Il est constant que la marchandise aurait dû en l’espèce être livrée le 19 février 2018 de sorte que lorsque l’assignation a été délivrée par Mme [H] le 10 janvier 2023, son action était prescrite.
L’ordonnance entreprise sera donc infirmée en ce qu’elle a écarté la prescription et l’action de Mme [H] déclarée irrecevable.

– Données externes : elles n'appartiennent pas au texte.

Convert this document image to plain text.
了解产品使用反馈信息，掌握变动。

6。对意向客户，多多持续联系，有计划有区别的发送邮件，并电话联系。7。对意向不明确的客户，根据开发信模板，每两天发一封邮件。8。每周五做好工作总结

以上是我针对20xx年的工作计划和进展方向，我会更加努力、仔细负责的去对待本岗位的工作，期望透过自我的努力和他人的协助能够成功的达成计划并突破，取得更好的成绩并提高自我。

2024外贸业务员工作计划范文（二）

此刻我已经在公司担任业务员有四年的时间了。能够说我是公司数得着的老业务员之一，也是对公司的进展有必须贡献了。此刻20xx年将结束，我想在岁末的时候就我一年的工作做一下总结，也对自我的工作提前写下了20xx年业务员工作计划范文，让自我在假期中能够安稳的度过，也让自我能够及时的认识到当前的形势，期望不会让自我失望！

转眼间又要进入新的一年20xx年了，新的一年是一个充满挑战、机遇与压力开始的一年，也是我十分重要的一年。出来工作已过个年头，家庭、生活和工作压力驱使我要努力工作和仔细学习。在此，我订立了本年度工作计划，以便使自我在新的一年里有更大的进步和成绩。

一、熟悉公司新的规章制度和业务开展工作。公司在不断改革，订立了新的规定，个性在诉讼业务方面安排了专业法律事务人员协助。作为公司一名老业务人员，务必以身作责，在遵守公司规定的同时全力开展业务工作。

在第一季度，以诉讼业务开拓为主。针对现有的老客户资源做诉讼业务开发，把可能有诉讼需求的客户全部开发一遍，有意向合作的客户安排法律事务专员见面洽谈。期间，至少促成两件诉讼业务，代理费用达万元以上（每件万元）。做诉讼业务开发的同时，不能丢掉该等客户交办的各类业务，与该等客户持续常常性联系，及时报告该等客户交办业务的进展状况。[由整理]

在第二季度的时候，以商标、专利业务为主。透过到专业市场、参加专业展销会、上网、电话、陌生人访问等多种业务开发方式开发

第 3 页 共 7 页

Sur les demandes accessoires
Partie perdante, Mme [H] sera condamnée aux dépens de première instance et d’appel. Elle ne peut de ce fait prétendre à une indemnité procédurale. L’équité commande de ne pas faire droit à la demande de la société Fedex express fr au titre de ses frais irrépétibles.
PAR CES MOTIFS
La Cour statuant contradictoirement, dans les limites de sa saisine,
Infirme l’ordonnance entreprise sauf en ce qu’elle a rejeté la fin de non-recevoir tirée du défaut de qualité à agir de Mme [P] [S] [R] épouse [H] et laissé à la charge des parties leurs frais irrépétibles ;
Statuant à nouveau des chefs infirmés et y ajoutant,
Déclare irrecevable car prescrite l’action de Mme [P] [S] [R] épouse [H] ;
Condamne Mme [P] [S] [R] épouse [H] aux dépens de première instance et d’appel ;
Déboute les parties de leur demande fondée sur l’article 700 du code de procédure civile et formée au titre des frais irrépétibles exposés en cause d’appel.
Prononcé publiquement par mise à disposition de l’arrêt au greffe de la cour, les parties en ayant été préalablement avisées dans les conditions prévues au deuxième alinéa de l’article 450 du code de procédure civile.
Signé par Madame Florence DUBOIS-STEVANT, Présidente, et par M. BELLANCOURT, Greffier, auquel la minute de la décision a été remise par le magistrat signataire.